10.07.2012  |  Folker Hellmeyer
Der Euro eröffnet heute (07.33 Uhr) bei 1.2290, nachdem im Verlauf der letzten 24 Handelsstunden Höchstkurse im US-Handel bei 1.2324 markiert wurden. Der USD stellt sich gegenüber dem JPY auf 79.50. In der Folge notiert EUR-JPY bei 97.70, während EUR-CHF bei 1.2010 oszilliert.

Die Eurozone kann nicht punkten, egal was an Maßnahmen beschlossen wird. Juncker bleibt Eurogruppenchef, Mersch kommt in den EZB-Rat Der saubere ordnungspolitische Gang der Problembewältigung kann nervöse Finanzmarktteilnehmer nicht befriedigen. Die Eurozone verliert an den Märkten Runde um Runde, wer laufend Runden verliert, kann ultimativ nicht siegen. Mehr gibt es hier nicht zu sagen.
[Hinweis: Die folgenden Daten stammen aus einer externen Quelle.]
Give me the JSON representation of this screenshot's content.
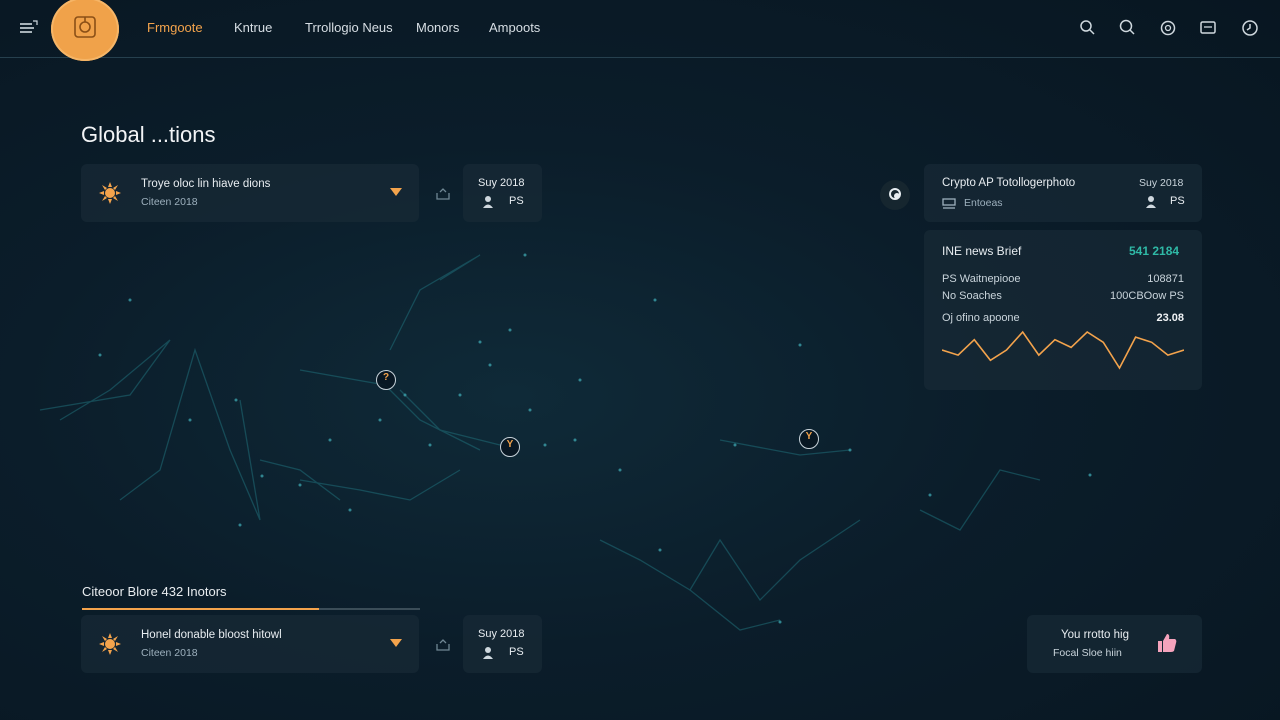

Der Euro und die Risikoaktiva der Eurozone bleiben unter Druck. Dieser Druck ist elementar für die realwirtschaftliche Paralyse der Reformländer, die sich sukzessive auch in Deutschland und dem Rest der Weltwirtschaft bemerkbar macht. Für die Eurozone stellt diese zunehmende Paralyse in der Realwirtschaft ein sukzessive steigendes Existenzrisiko dar.

Schlussendlich ist die Stabilitätskultur der Eurozone und der EZB der Ansatzpunkt der Spekulation gegen die Eurozone. Hier wird nicht wie in London, NY oder Tokio sportlich die Staatsschuld monetarisiert. Hier wird nicht konsumtive Verschuldung gelebt, sondern Reformpolitik umgesetzt, die in der Tendenz einer investiven Neuverschuldung gleichkommt. Es ist also nicht nur ein quantitativer Unterschied zu Gunsten der Eurozone in der Neuverschuldung, sondern es ist auch ein massiver qualitativer Aspekt.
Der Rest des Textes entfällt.